Guéhazi entra et «se tint devant son maître», comme Naaman s’était tenu devant Élisée (v. 15), comme Élisée lui-même se tenait devant Dieu (v. 16). Audace inexplicable, s’il avait eu la moindre conscience d’être connu et sondé par l’Éternel. Il n’avait pas senti ni réalisé que de loin les yeux du prophète suivaient chacun de ses mouvements et voyaient ses pensées. Bien plus, le cœur d’Élisée était allé, «quand l’homme s’était retourné de dessus son char». Ce qui importait plus que tout le reste au cœur de l’homme de Dieu, c’était le danger que courait l’âme de celui qui venait de le quitter en paix. On peut en conclure que si son cœur était allé, c’est qu’il avait supplié ardemment l’Éternel de préserver ce nouveau-né dans la foi. Il avait été exaucé.

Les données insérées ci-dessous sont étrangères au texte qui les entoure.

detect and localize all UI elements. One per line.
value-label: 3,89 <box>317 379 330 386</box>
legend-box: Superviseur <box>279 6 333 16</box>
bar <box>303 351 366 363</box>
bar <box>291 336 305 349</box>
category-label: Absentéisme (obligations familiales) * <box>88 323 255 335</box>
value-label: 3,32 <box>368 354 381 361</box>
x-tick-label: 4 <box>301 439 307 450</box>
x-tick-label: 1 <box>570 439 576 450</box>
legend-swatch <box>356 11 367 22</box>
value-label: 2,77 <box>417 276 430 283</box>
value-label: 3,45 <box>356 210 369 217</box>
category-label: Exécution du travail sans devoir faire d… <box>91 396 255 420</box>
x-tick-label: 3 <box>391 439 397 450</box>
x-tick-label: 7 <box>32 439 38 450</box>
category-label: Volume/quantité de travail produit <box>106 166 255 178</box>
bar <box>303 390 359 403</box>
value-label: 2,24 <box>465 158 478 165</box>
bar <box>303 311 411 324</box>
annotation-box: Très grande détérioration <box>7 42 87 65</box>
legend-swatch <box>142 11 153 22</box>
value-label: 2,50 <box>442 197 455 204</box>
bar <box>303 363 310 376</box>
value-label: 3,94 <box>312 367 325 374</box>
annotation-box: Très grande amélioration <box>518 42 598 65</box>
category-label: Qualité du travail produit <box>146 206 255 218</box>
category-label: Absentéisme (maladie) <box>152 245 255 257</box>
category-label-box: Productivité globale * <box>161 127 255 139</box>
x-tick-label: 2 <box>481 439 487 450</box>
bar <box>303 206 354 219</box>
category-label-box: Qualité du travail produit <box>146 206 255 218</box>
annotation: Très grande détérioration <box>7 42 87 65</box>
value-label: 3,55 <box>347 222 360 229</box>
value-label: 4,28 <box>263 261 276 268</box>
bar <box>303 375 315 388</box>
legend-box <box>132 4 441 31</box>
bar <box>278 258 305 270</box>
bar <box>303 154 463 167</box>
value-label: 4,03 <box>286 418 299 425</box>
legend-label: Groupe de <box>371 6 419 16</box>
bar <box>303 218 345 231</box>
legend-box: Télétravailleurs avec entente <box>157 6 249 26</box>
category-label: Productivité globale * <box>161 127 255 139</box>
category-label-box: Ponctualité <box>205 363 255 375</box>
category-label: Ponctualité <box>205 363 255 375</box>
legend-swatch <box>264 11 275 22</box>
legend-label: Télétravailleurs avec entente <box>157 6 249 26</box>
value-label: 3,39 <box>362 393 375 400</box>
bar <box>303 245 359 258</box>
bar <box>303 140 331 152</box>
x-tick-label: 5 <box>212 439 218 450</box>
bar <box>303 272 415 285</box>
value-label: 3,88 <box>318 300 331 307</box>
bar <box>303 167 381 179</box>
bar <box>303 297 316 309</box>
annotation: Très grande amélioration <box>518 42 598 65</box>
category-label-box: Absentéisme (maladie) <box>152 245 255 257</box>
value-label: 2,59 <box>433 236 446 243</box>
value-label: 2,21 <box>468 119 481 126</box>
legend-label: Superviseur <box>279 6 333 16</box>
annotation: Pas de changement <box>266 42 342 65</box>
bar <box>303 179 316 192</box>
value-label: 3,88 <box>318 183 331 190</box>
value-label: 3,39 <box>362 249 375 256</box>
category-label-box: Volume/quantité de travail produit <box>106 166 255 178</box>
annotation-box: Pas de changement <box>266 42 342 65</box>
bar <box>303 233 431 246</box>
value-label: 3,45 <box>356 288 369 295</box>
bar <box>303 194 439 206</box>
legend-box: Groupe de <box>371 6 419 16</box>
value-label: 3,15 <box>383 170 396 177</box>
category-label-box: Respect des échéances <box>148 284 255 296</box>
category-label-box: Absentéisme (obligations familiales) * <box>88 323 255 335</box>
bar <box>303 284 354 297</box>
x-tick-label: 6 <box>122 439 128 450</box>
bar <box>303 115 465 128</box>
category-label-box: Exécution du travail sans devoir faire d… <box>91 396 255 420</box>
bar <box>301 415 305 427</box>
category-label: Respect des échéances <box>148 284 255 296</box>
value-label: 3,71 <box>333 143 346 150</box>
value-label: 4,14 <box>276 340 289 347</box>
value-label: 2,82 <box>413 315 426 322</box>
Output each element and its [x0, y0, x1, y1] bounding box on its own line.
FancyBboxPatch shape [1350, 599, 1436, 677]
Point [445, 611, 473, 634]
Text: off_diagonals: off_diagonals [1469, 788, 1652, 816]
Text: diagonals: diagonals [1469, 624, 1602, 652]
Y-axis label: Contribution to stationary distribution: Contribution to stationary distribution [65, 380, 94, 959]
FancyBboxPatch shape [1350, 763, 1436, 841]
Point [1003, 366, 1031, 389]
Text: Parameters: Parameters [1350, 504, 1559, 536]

Et maintenant, se tournant vers Guéhazi, il lui adresse ces paroles solennelles: «Est-ce le temps de prendre de l’argent, et de prendre des vêtements, et des oliviers, et des vignes, et du menu et du gros bétail, et des serviteurs et des servantes?..». Oui, était-ce le temps, au milieu de la ruine d’Israël, quand déjà le jugement final était suspendu sur le peuple; était-ce le temps, à la veille de la destruction de cette nation, d’acquérir quelque chose pour soi? Était-ce donc le caractère que devait revêtir un serviteur du Seigneur? Question solennelle qui s’adresse aussi à nos consciences, car aujourd’hui la ruine de la chrétienté correspond au temps de la ruine d’Israël. Si nous réalisons ce fait, quels hommes ne serons-nous pas en sainte conduite, désintéressés comme Élisée, afin que la gratuité du don de Dieu n’en soit pas diminuée et, comme lui, connaissant le temps, et n’acquérant pas des avantages dans ce monde, parce que nous savons que la fin de toutes choses est proche.

Le jugement de Guéhazi ne se fait pas attendre: «La lèpre de Naaman s’attachera à toi et à ta semence pour toujours» (v. 27). C’est la lèpre de Naaman! La souillure de la chair qui caractérisait l’homme idolâtre, étranger à Dieu, est la même souillure dont l’Éternel charge le serviteur infidèle du prophète. Il n’y a pas de différence entre eux. L’horreur du péché n’est pas mitigée par le fait qu’on appartient au peuple d’Israël, que l’on a une position de proximité et des relations spéciales avec l’Éternel, tout en étant moralement éloigné de Lui. Il en est de même de la profession chrétienne sans la vie. Au lieu de la bénir, Dieu la marque, pour ainsi dire, de son exécration, et toute sa descendance en est souillée.